Marshall sentiu-se encurralado.

— Que tal... do outro mundo?

Berenice pareceu confusa. Ora, vamos, Krueger, não me faça ter de explicar. Ela disse:

— Vai ter de me explicar essa aí.

Fazer o quê, aqui vamos nós, pensou Marshall.

— Bem... sei que vai parecer loucura, mas quando falei com cada um deles, e você devia tentar isso algum dia, todos tinham essa coisa esquisita, um olhar aparvalhado de vez em quando... quase como se me estivessem hipnotizando ou coisa parecida...

Berenice caiu na risada.

— É isso aí, vá, ria.

— O que está dizendo? Todos eles estão metidos em algum tipo de viagem exótica?

— Ainda não sei que nome dar, mas, sim. Brummel não chega aos pés de Langstrat. Ele sorri demais. Young pode estar metido nisso também, mas ele usa palavras. Um monte de palavras.

Berenice estudou o rosto à sua frente por brevíssimo instante, e então disse:

— Acho que você precisa de um drink reforçado. Serve chocolate quente?

— Claro, faça um para mim. Por favor.

A moça retornou com outra caneca personalizada, a de Edie, cheia de chocolate quente.

— Espero que esteja forte bastante — disse ela, e encarapitou-se de novo na mesa.

— Então por que esses três tentam parecer despreocupados... — cismou Marshall.

— E o que dizer dos outros dois desconhecidos, Gorducho e Fan­tasma? Nunca os tinha visto antes?

— Nunca. Podiam ser de outra cidade.

Marshall suspirou.

— É um beco sem saída.

— Talvez ainda não. Brummel vai àquela igrejinha branca, a da Comunidade de Ashton, e ouvi dizer que alguém acabou de ser ex­comungado de lá por transar ou algo assim...

— Berenice, isso é fofoca!

— Que me diz, então, de eu falar com uma amiga que leciona na faculdade e que me poderia contar algo acerca dessa misteriosa pro­fessora?

Marshall parecia em dúvida.

— Por favor, não crie mais problemas para mim. Do jeito como as coisas estão, já tenho o bastante.

— Sandy?

De volta aos assuntos realmente difíceis.

— Ainda não tivemos notícia alguma, mas continuamos telefo­nando, perguntando a parentes e amigos. Temos certeza de que ela voltará para casa, mais cedo ou mais tarde.

— Ela não está fazendo uma matéria da Langstrat?

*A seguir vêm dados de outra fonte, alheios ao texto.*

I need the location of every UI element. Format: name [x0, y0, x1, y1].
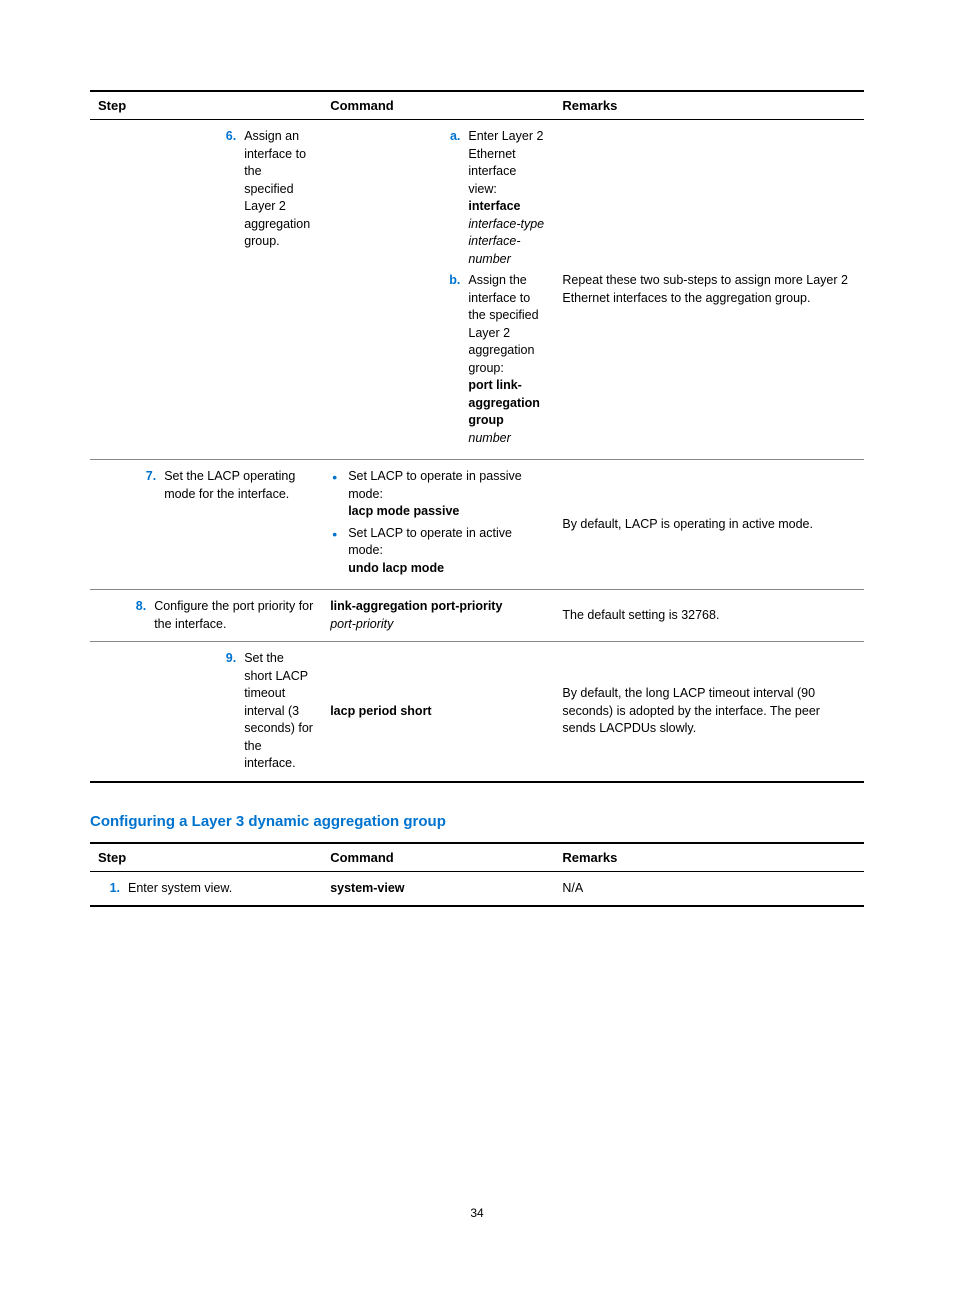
- step-cell: 9. Set the short LACP timeout interval (…: [90, 642, 322, 782]
- step-description: Configure the port priority for the inte…: [154, 598, 314, 633]
- substep-content: Assign the interface to the specified La…: [468, 272, 546, 447]
- command-keyword: port link-aggregation group: [468, 378, 540, 427]
- col-header-remarks: Remarks: [554, 843, 864, 872]
- step-number: 6.: [226, 128, 244, 251]
- step-number: 1.: [98, 880, 128, 898]
- col-header-step: Step: [90, 843, 322, 872]
- step-description: Enter system view.: [128, 880, 314, 898]
- command-keyword: system-view: [330, 881, 404, 895]
- table-row: 6. Assign an interface to the specified …: [90, 120, 864, 460]
- bullet-item: Set LACP to operate in active mode: undo…: [330, 525, 546, 578]
- page-number: 34: [0, 1206, 954, 1220]
- step-cell: 6. Assign an interface to the specified …: [90, 120, 322, 460]
- command-cell: Set LACP to operate in passive mode: lac…: [322, 460, 554, 590]
- col-header-command: Command: [322, 91, 554, 120]
- section-heading: Configuring a Layer 3 dynamic aggregatio…: [90, 813, 864, 830]
- remark-cell: Repeat these two sub-steps to assign mor…: [554, 120, 864, 460]
- step-description: Set the short LACP timeout interval (3 s…: [244, 650, 314, 773]
- command-keyword: interface: [468, 199, 520, 213]
- substep-content: Enter Layer 2 Ethernet interface view: i…: [468, 128, 546, 268]
- command-arg: interface-type interface-number: [468, 217, 544, 266]
- step-cell: 7. Set the LACP operating mode for the i…: [90, 460, 322, 590]
- command-arg: port-priority: [330, 617, 393, 631]
- step-cell: 8. Configure the port priority for the i…: [90, 590, 322, 642]
- step-number: 9.: [226, 650, 244, 773]
- page-content: Step Command Remarks 6. Assign an interf…: [0, 0, 954, 1250]
- command-keyword: undo lacp mode: [348, 561, 444, 575]
- col-header-step: Step: [90, 91, 322, 120]
- table-row: 1. Enter system view. system-view N/A: [90, 871, 864, 906]
- command-cell: link-aggregation port-priority port-prio…: [322, 590, 554, 642]
- step-number: 7.: [134, 468, 164, 503]
- table-row: 7. Set the LACP operating mode for the i…: [90, 460, 864, 590]
- table-header-row: Step Command Remarks: [90, 843, 864, 872]
- remark-cell: The default setting is 32768.: [554, 590, 864, 642]
- remark-cell: N/A: [554, 871, 864, 906]
- remark-cell: By default, LACP is operating in active …: [554, 460, 864, 590]
- step-description: Set the LACP operating mode for the inte…: [164, 468, 314, 503]
- command-keyword: link-aggregation port-priority: [330, 599, 502, 613]
- remark-cell: By default, the long LACP timeout interv…: [554, 642, 864, 782]
- config-table-1: Step Command Remarks 6. Assign an interf…: [90, 90, 864, 783]
- step-description: Assign an interface to the specified Lay…: [244, 128, 314, 251]
- col-header-remarks: Remarks: [554, 91, 864, 120]
- config-table-2: Step Command Remarks 1. Enter system vie…: [90, 842, 864, 908]
- substep-letter: a.: [436, 128, 468, 268]
- command-cell: a. Enter Layer 2 Ethernet interface view…: [322, 120, 554, 460]
- table-header-row: Step Command Remarks: [90, 91, 864, 120]
- command-keyword: lacp mode passive: [348, 504, 459, 518]
- command-cell: system-view: [322, 871, 554, 906]
- step-number: 8.: [124, 598, 154, 633]
- table-row: 8. Configure the port priority for the i…: [90, 590, 864, 642]
- step-cell: 1. Enter system view.: [90, 871, 322, 906]
- bullet-item: Set LACP to operate in passive mode: lac…: [330, 468, 546, 521]
- command-arg: number: [468, 431, 510, 445]
- command-cell: lacp period short: [322, 642, 554, 782]
- table-row: 9. Set the short LACP timeout interval (…: [90, 642, 864, 782]
- substep-letter: b.: [436, 272, 468, 447]
- command-keyword: lacp period short: [330, 704, 431, 718]
- col-header-command: Command: [322, 843, 554, 872]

Marshall respondeu com certa amargura:

— Ela está em diversas matérias da Langstrat —. Então se inter­rompeu. — Você não acha que poderíamos estar confundindo a linha que divide o jornalismo imparcial... da vingança pessoal?

Berenice deu de ombros.

— Apenas descobrirei o que realmente estiver lá, e será notícia ou não será. Enquanto isso, achei que talvez você gostasse de ter um pouco mais de informação.

Marshall não conseguia tirar da cabeça a lembrança do encontro com a fogosa Juleen Langstrat, e ficava cada vez mais magoado quando se lembrava das idéias da professora arremessadas contra ele pela boca da própria filha.

— Se for uma pedra, revire-a — disse finalmente.

— Por minha conta ou por conta do Clarim.

— Apenas revire-a — disse ele, e começou a datilografar furiosa­mente.